• PARENT TIPS and IDEAS to help with Reading

     Read Aloud Tips

    Reading Aloud

    How to Read Aloud

    Effective storybook reading is an interactive process.  If we wait until after reading to discuss the story, we are missing out on valuable literacy opportunities.  When you precede the reading by inviting predictions and personal connections, you are creating context for the reading.   Taking time to discuss and clarify difficult concepts during the reading can prevent misunderstanding further on, and encouraging your child to respond during the reading enhances both comprehension and interest in the story.  Pausing to confirm and revise predictions, ask questions, and make inferences lay the groundwork for independent reading. Your child will learn that understanding text is a process that occurs before, during, and after reading.

    Before Reading

    • Preview the book and practice reading it with fluency and expression.
    • Plan an introduction—find links to personal experiences.
    • Introduce the title, author, and illustrator.
    • Introduce any information that may be necessary to facilitate understanding of the story.
    • Set a purpose for listening to the story (e.g., “I wonder” statements, such as I wonder what the wolf wants to do with the pigs, provide us focus for listening).

    During Reading

    • Read fluently and expressively.
    • Hold the books so your child can see the illustrations.
    • Try to establish frequent eye contact with your child.
    • Draw attention to the illustrations and features of the text.
    • Pause occasionally to revisit predictions, express curiosity, or comment on something interesting.
    • Invite your child to question and comment but keep it focused on the story.
    • Explain words and ideas you think your child might not understand.

    After Reading

    • Allow time for discussion
    • Encourage various levels of response with questions
    • Make personal connections to the text (e.g. “What did this story remind you of?”).
    • Retell the story or reread it to enhance comprehension.

     

    Jamison Rog, Lori (2002).

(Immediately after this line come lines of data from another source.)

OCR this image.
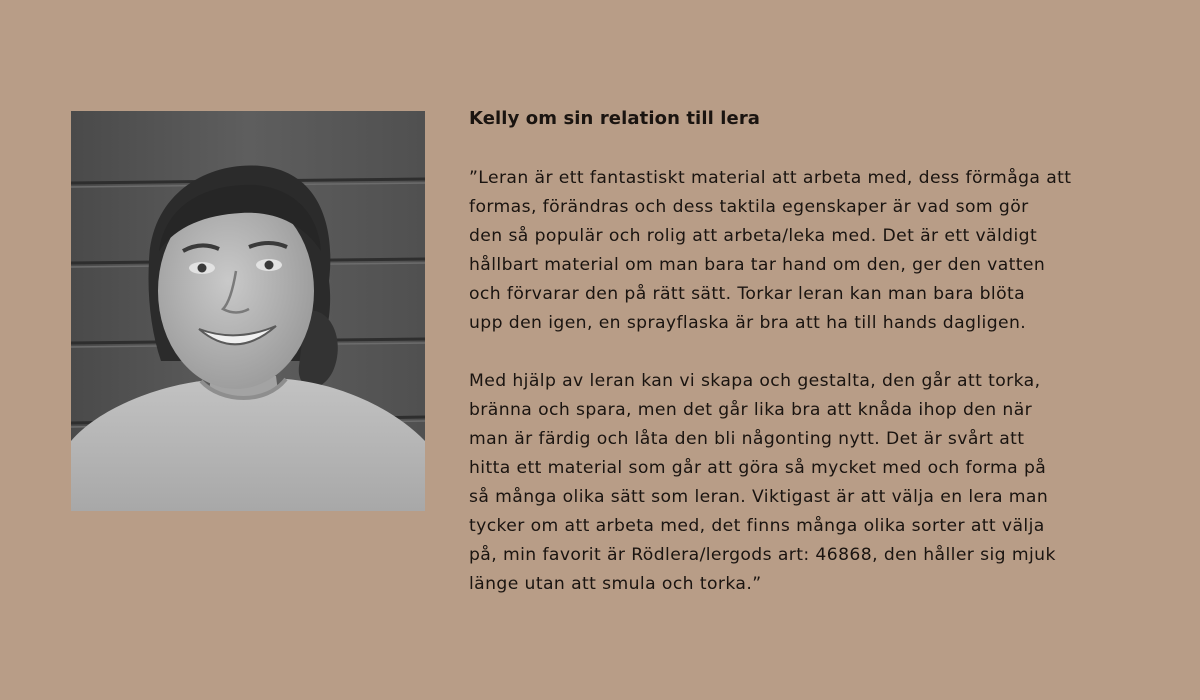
Kelly om sin relation till lera

”Leran är ett fantastiskt material att arbeta med, dess förmåga att
formas, förändras och dess taktila egenskaper är vad som gör
den så populär och rolig att arbeta/leka med. Det är ett väldigt
hållbart material om man bara tar hand om den, ger den vatten
och förvarar den på rätt sätt. Torkar leran kan man bara blöta
upp den igen, en sprayflaska är bra att ha till hands dagligen.

Med hjälp av leran kan vi skapa och gestalta, den går att torka,
bränna och spara, men det går lika bra att knåda ihop den när
man är färdig och låta den bli någonting nytt. Det är svårt att
hitta ett material som går att göra så mycket med och forma på
så många olika sätt som leran. Viktigast är att välja en lera man
tycker om att arbeta med, det finns många olika sorter att välja
på, min favorit är Rödlera/lergods art: 46868, den håller sig mjuk
länge utan att smula och torka.”
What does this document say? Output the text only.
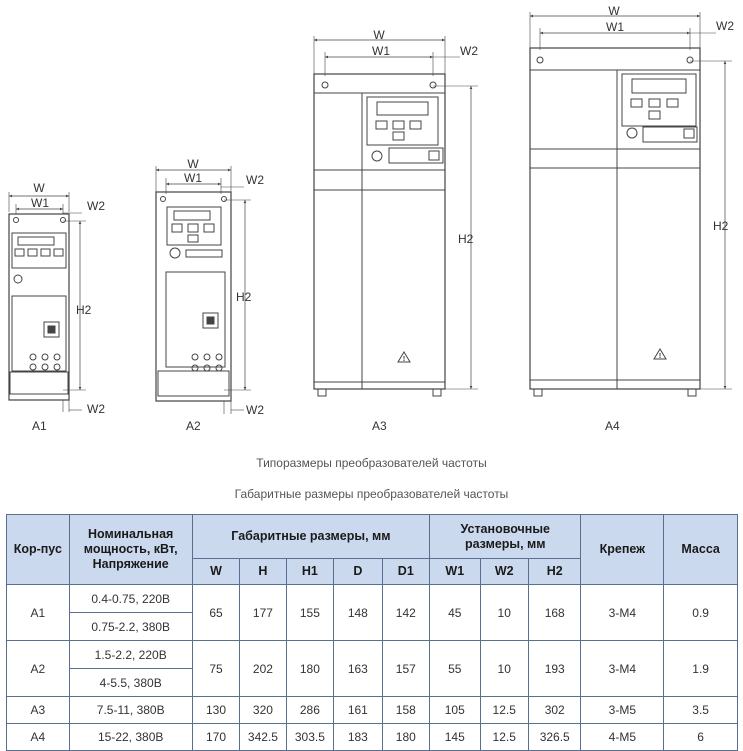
W
W1	W2
H2
W2
A1
W
W1	W2
H2
W2
A2
W
W1	W2
H2
A3
W
W1	W2
H2
A4
!	!
Типоразмеры преобразователей частоты
Габаритные размеры преобразователей частоты
Кор-пус	Номинальная мощность, кВт, Напряжение	Габаритные размеры, мм					Установочные размеры, мм			Крепеж	Масса
		W	H	H1	D	D1	W1	W2	H2		
A1	0.4-0.75, 220В	65	177	155	148	142	45	10	168	3-М4	0.9
	0.75-2.2, 380В										
A2	1.5-2.2, 220В	75	202	180	163	157	55	10	193	3-М4	1.9
	4-5.5, 380В										
A3	7.5-11, 380В	130	320	286	161	158	105	12.5	302	3-М5	3.5
A4	15-22, 380В	170	342.5	303.5	183	180	145	12.5	326.5	4-М5	6
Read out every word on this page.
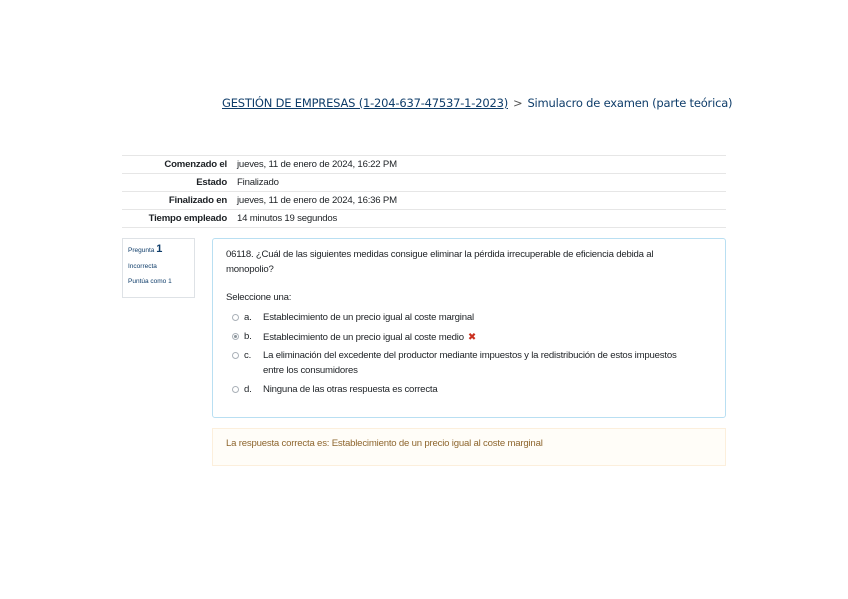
GESTIÓN DE EMPRESAS (1-204-637-47537-1-2023) > Simulacro de examen (parte teórica)
Comenzado el	jueves, 11 de enero de 2024, 16:22 PM
Estado	Finalizado
Finalizado en	jueves, 11 de enero de 2024, 16:36 PM
Tiempo empleado	14 minutos 19 segundos
Pregunta 1
Incorrecta
Puntúa como 1
06118. ¿Cuál de las siguientes medidas consigue eliminar la pérdida irrecuperable de eficiencia debida al monopolio?
Seleccione una:
a.	Establecimiento de un precio igual al coste marginal
b.	Establecimiento de un precio igual al coste medio ✖
c.	La eliminación del excedente del productor mediante impuestos y la redistribución de estos impuestos entre los consumidores
d.	Ninguna de las otras respuesta es correcta
La respuesta correcta es: Establecimiento de un precio igual al coste marginal
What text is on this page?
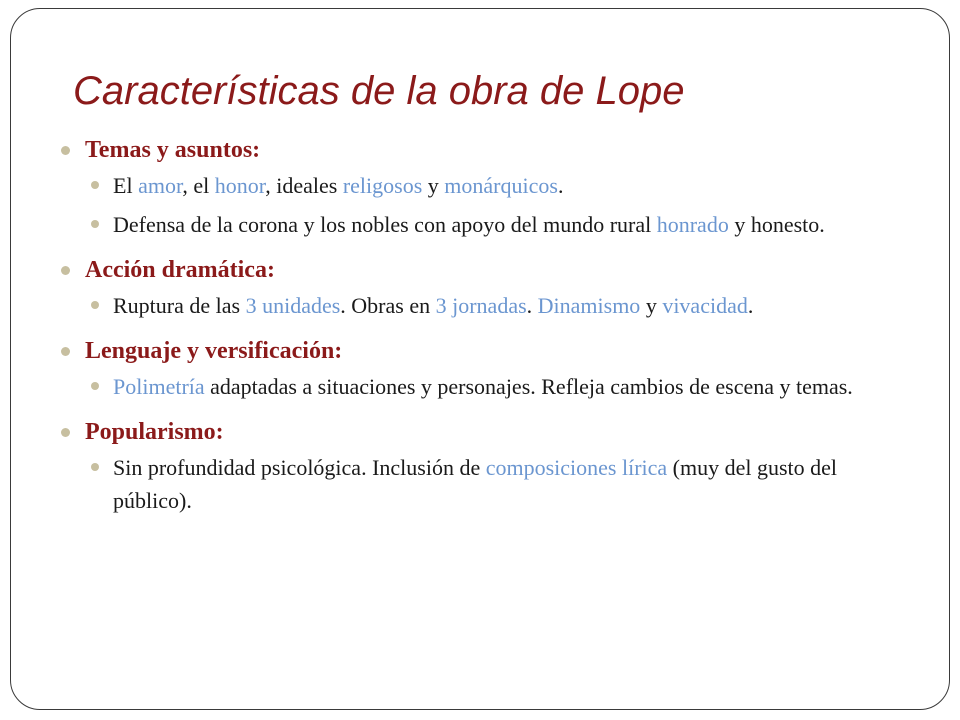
Características de la obra de Lope
Temas y asuntos:
El amor, el honor, ideales religosos y monárquicos.
Defensa de la corona y los nobles con apoyo del mundo rural honrado y honesto.
Acción dramática:
Ruptura de las 3 unidades. Obras en 3 jornadas. Dinamismo y vivacidad.
Lenguaje y versificación:
Polimetría adaptadas a situaciones y personajes. Refleja cambios de escena y temas.
Popularismo:
Sin profundidad psicológica. Inclusión de composiciones lírica (muy del gusto del público).
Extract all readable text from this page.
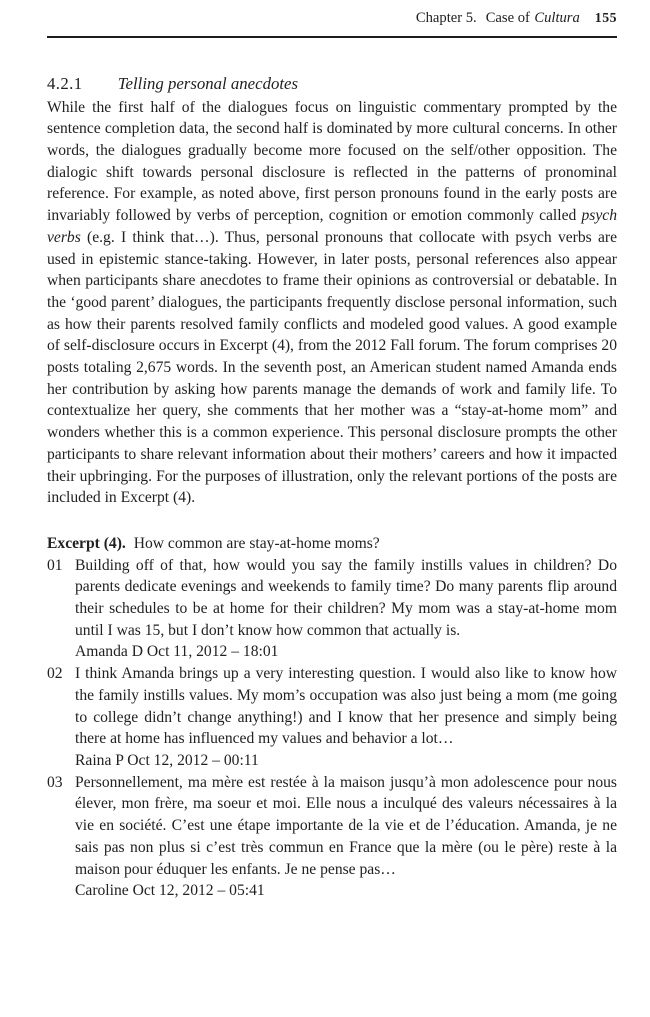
Chapter 5. Case of Cultura 155
4.2.1 Telling personal anecdotes

While the first half of the dialogues focus on linguistic commentary prompted by the sentence completion data, the second half is dominated by more cultural concerns. In other words, the dialogues gradually become more focused on the self/other opposition. The dialogic shift towards personal disclosure is reflected in the patterns of pronominal reference. For example, as noted above, first person pronouns found in the early posts are invariably followed by verbs of perception, cognition or emotion commonly called psych verbs (e.g. I think that…). Thus, personal pronouns that collocate with psych verbs are used in epistemic stance-taking. However, in later posts, personal references also appear when participants share anecdotes to frame their opinions as controversial or debatable. In the ‘good parent’ dialogues, the participants frequently disclose personal information, such as how their parents resolved family conflicts and modeled good values. A good example of self-disclosure occurs in Excerpt (4), from the 2012 Fall forum. The forum comprises 20 posts totaling 2,675 words. In the seventh post, an American student named Amanda ends her contribution by asking how parents manage the demands of work and family life. To contextualize her query, she comments that her mother was a “stay-at-home mom” and wonders whether this is a common experience. This personal disclosure prompts the other participants to share relevant information about their mothers’ careers and how it impacted their upbringing. For the purposes of illustration, only the relevant portions of the posts are included in Excerpt (4).

Excerpt (4). How common are stay-at-home moms?
01 Building off of that, how would you say the family instills values in children? Do parents dedicate evenings and weekends to family time? Do many parents flip around their schedules to be at home for their children? My mom was a stay-at-home mom until I was 15, but I don’t know how common that actually is.
Amanda D Oct 11, 2012 – 18:01
02 I think Amanda brings up a very interesting question. I would also like to know how the family instills values. My mom’s occupation was also just being a mom (me going to college didn’t change anything!) and I know that her presence and simply being there at home has influenced my values and behavior a lot…
Raina P Oct 12, 2012 – 00:11
03 Personnellement, ma mère est restée à la maison jusqu’à mon adolescence pour nous élever, mon frère, ma soeur et moi. Elle nous a inculqué des valeurs nécessaires à la vie en société. C’est une étape importante de la vie et de l’éducation. Amanda, je ne sais pas non plus si c’est très commun en France que la mère (ou le père) reste à la maison pour éduquer les enfants. Je ne pense pas…
Caroline Oct 12, 2012 – 05:41
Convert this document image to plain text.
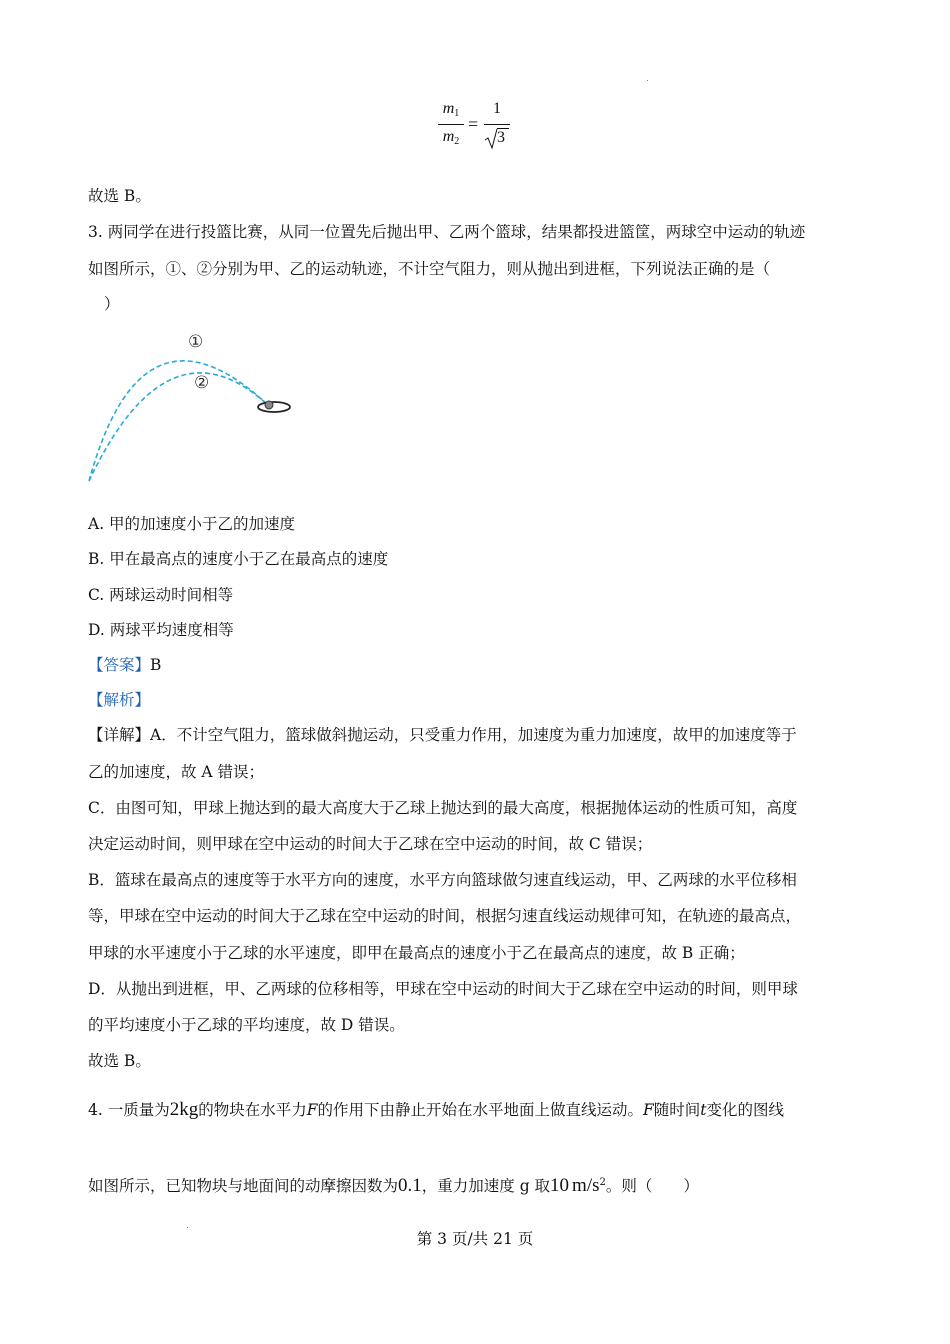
$m_1$
$m_2$
=
1
3
故选 B。
3. 两同学在进行投篮比赛，从同一位置先后抛出甲、乙两个篮球，结果都投进篮筐，两球空中运动的轨迹
如图所示，①、②分别为甲、乙的运动轨迹，不计空气阻力，则从抛出到进框，下列说法正确的是（
）
①
②
A. 甲的加速度小于乙的加速度
B. 甲在最高点的速度小于乙在最高点的速度
C. 两球运动时间相等
D. 两球平均速度相等
【答案】B
【解析】
【详解】A．不计空气阻力，篮球做斜抛运动，只受重力作用，加速度为重力加速度，故甲的加速度等于
乙的加速度，故 A 错误；
C．由图可知，甲球上抛达到的最大高度大于乙球上抛达到的最大高度，根据抛体运动的性质可知，高度
决定运动时间，则甲球在空中运动的时间大于乙球在空中运动的时间，故 C 错误；
B．篮球在最高点的速度等于水平方向的速度，水平方向篮球做匀速直线运动，甲、乙两球的水平位移相
等，甲球在空中运动的时间大于乙球在空中运动的时间，根据匀速直线运动规律可知，在轨迹的最高点，
甲球的水平速度小于乙球的水平速度，即甲在最高点的速度小于乙在最高点的速度，故 B 正确；
D．从抛出到进框，甲、乙两球的位移相等，甲球在空中运动的时间大于乙球在空中运动的时间，则甲球
的平均速度小于乙球的平均速度，故 D 错误。
故选 B。
4. 一质量为2kg的物块在水平力F的作用下由静止开始在水平地面上做直线运动。F随时间t变化的图线
如图所示，已知物块与地面间的动摩擦因数为0.1，重力加速度 g 取10 $m/s^2$。则（　　）
第 3 页/共 21 页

Early Literacy Instruction in Kindergarten.  Interactive Storybook Reading: Making the Classroom Read-Aloud Program a Meaningful Experience, 6, 49-55.

     

     

    literacy terms

    alphabet knowledge: recognizing letters of the alphabet.
     
    assessment: a way to evaluate reading development and proficiency.
     

    buddy reading: pairing a child from an upper grade with a younger child.

     

    choral chanting: the entire class, or a small group of children, reads a passage together.

     
    comprehension: the ability to understand and gain meaning from what has been read.
     
    concepts about print: knowledge about books: how to hold them, move from left to right, front to back.
     
    decoding: the combination of phonemic awareness, letter recognition, and sound knowledge that enables us to break down new and unfamiliar words.
     
    echo chanting: the teacher reads one line of text and the child then reads the same line.
     
    emergent reading: the time between birth and when children begin to read and write in conventional ways.
     
    encoding: the combination of phonemic awareness, letter, and sound knowledge that enables us to spell words by translating sounds into letters.
     
    fluency: the ability to read text accurately and quickly.
     
    language acquisition: the stages of listening and speaking development.
     
    language proficiency: the level at which a person can speak and understand a language.
     
    letter identification: recognizing the letters of the alphabet.
     
    letter-sound relationship: recognizing the letters of the alphabet and their accompanying sounds.
     
    mental imagery: the skill of visualizing what you see after you have been read to.
     
    partner reading: involves peers reading together.
     
    phonemic awareness: the ability to hear and identify sounds in spoken words
     
    phonics: the relationship between the letters of written language and the sounds of spoken language.
     
    vocabulary: the words students must know to communicate effectively.